L’imprevedibilità della bellezza
Può essere bello un oggetto industriale? Se intendiamo la bellezza come una qualità che nasce dal confronto con la natura e persegue un’integrazione il più possibile armonica tra aspetti tecnologico-funzionali e qualità estetico-formali, la risposta è indubbiamente sì.
Sì, ma è vera bellezza quella di un macchinario ovvero di un bene strumentale? In realtà l’oggetto tecnico, sconfinando dall’ambito strettamente funzionale per cui è concepito, diventa oggetto di apprezzamento estetico per i suoi richiami formali e sostanziali ai valori originali, che a loro volta sono suscettibili di fornire ispirazione artistica e suscitare incanto. Il senso di fascino e stupore che si prova, ad esempio, dinanzi alla sezione di un dispositivo elettronico, con i suoi molteplici elementi, la sorprendente minuzia del design, i colori brillanti, è forse la stessa provata dai nostri antenati di fronte al fuoco. Decontestualizzato, persino un inverter può acquistare una nuova dimensione come modello statico/museale che provoca una sorpresa avvincente.
Oggi la fruizione della bellezza è estremamente diversificata essendo alla base di fenomeni come la moda ed il culto del corpo (ciò che Gilles Lipovetsky ha definito “l’impero dell’effimero”); eppure, la fascinazione per la fisicità meccanica continua a coinvolgerci potentemente in una sorta di incantesimo tecnologico. Enfatizzando la componente meccanica alla luce della forma, in un incontro ravvicinato con un pezzo uscito da una catena di montaggio e poi passato nelle abili mani di un tecnico, si comprende come la bellezza sia un mistero, la cui imprevedibilità si può incontrare persino in una scienza esatta e “fredda” come può essere l’ingegneria, che evoca prima di tutto l’idea di velocità e interpreta il linguaggio ideale del dinamismo.

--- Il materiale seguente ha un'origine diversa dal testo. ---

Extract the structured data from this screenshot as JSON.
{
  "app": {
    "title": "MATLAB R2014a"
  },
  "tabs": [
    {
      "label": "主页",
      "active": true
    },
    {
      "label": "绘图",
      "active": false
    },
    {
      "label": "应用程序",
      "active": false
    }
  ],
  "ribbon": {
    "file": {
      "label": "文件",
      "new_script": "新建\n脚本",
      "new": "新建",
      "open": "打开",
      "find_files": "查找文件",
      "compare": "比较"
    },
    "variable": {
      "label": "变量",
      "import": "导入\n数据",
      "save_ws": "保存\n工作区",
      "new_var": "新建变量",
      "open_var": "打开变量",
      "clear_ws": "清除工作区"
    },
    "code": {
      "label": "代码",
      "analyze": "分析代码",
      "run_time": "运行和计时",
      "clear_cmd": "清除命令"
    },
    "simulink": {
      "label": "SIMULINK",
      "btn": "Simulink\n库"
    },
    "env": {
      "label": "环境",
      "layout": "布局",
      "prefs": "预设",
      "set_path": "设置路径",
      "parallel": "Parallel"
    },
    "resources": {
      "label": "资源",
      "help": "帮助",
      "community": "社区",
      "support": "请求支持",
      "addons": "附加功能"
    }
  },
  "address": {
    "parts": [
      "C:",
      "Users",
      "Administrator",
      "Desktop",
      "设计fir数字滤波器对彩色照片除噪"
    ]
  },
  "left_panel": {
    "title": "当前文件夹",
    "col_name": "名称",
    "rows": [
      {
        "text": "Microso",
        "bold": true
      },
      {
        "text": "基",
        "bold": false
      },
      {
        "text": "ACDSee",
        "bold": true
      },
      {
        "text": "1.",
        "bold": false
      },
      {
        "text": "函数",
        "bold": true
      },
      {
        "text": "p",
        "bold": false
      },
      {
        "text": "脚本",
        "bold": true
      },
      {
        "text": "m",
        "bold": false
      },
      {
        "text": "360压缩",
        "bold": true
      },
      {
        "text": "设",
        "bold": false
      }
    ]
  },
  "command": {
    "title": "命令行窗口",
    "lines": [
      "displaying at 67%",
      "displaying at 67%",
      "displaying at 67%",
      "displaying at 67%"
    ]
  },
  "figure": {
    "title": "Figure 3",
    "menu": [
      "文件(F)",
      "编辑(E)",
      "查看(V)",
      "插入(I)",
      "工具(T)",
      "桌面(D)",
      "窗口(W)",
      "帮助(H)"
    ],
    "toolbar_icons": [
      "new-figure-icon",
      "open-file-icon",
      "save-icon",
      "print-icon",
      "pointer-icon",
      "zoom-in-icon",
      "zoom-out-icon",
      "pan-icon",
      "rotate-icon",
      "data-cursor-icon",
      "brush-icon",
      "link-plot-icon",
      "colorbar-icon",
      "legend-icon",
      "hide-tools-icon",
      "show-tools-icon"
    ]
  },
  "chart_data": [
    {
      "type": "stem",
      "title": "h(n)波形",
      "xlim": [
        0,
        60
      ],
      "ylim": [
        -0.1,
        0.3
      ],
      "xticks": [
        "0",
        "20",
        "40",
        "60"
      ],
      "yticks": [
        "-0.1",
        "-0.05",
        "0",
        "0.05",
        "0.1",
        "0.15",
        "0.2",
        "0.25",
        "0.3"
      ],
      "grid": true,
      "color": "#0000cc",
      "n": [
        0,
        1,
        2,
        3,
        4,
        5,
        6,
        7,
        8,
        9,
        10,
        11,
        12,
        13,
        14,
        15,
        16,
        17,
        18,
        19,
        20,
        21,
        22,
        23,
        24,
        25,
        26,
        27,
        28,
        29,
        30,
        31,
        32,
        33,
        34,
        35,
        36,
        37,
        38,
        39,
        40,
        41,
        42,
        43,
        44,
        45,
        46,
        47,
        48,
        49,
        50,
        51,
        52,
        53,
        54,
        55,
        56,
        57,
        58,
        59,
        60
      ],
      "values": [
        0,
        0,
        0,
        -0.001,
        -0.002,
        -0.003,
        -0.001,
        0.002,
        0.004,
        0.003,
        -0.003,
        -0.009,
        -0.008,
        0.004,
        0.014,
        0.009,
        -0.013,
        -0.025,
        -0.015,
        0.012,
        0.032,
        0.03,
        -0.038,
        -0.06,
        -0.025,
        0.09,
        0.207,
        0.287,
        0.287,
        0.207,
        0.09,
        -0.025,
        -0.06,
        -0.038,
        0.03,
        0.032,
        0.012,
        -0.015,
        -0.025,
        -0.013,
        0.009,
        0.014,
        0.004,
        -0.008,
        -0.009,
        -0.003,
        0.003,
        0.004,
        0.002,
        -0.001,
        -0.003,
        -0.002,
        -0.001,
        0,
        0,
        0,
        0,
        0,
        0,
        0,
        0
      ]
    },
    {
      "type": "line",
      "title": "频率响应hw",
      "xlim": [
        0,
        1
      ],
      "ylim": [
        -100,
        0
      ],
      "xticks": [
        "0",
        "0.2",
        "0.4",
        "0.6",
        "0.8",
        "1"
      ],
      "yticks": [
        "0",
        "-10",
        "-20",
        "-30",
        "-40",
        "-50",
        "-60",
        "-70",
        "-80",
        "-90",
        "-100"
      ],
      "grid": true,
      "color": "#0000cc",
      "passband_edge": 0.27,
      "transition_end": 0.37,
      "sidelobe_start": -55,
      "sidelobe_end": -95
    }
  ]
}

In effetti lo straniamento dall’habitat d’uso originale che spinge l’oggetto tecnico verso aree della percezione inaspettatamente prossime al bello e al godimento estetico si può cogliere in forme che nascono dall’esigenza di trasformare l’energia, quindi il movimento dell’universo stesso.
Nella nostra cultura e società non si è ancora pienamente consapevoli del fatto che l’estetica scaturisce in buona parte dall’industria. E’ nelle macchine che si definiscono le proporzioni, i giochi dei volumi e dei materiali, cosicché alcuni dispositivi possono configurarsi come vere opere d’arte, in quanto implicano l’ordine, la proporzione, la misura, ovvero la bellezza nella concezione umanistica e rinascimentale più pura.
Forse aveva torto Théophile Gautier allorché affermava che “quando una cosa diventa utile, cessa di essere bella”.
Alla luce di tutto ciò, è stato senz’altro interessante visitare presso l’Università Bocconi a Milano una mostra dedicata all’estetica dell’eccellenza industriale (“L’Eccellenza Nascosta – L’industria italiana tra il 1978 e il 1996”), in cui MIA Photo Fair esponeva gli scatti di Edward Rozzo, fotografo industriale e docente dell’Università stessa nei corsi di innovative retail design e cinema e teoria sociale.
In verità, quando si parla di eccellenze italiane il pensiero corre subito alle immagini della moda o del design, dimenticando che c’è tutto un mondo dietro quella vetrina, un mondo che ne rappresenta la sostanza: le fabbriche e le persone che le hanno realizzate. È ciò che nella sua trentennale attività ha cercato di raccontare Rozzo, il quale proprio dell’estetica del processo industriale ha fatto la propria cifra stilistica. Egli, a differenza di tanti colleghi impegnati come lui nella corporate photography, non è mai stato interessato a documentare, per esempio, il conflitto sociale insito nella produzione: “Ho sempre vissuto la fabbrica come luogo dell’orgoglio dei lavoratori e nei miei lavori ho sempre cercato di rappresentare il processo industriale nel suo lato estetico. Ero affascinato dalla bellezza della complessità insita in esso”.
Questo impatto estetico, fatto di macchinari o di dettagli della produzione, era ben visibile nelle molte fotografie che MIA Photo Fair ha portato in Bocconi: i suoi lavori, quindi, rompono con le figure stereotipate che spesso hanno contraddistinto la rappresentazione dell’industria italiana, che si limitano a documentare (si tratti di gomma, moda, auto di lusso o macchinari di precisione), e creano immagini iconiche, dove la realtà si trasforma in colori e forme.
“La bellezza è un enigma” (Fëdor Dostoevskij).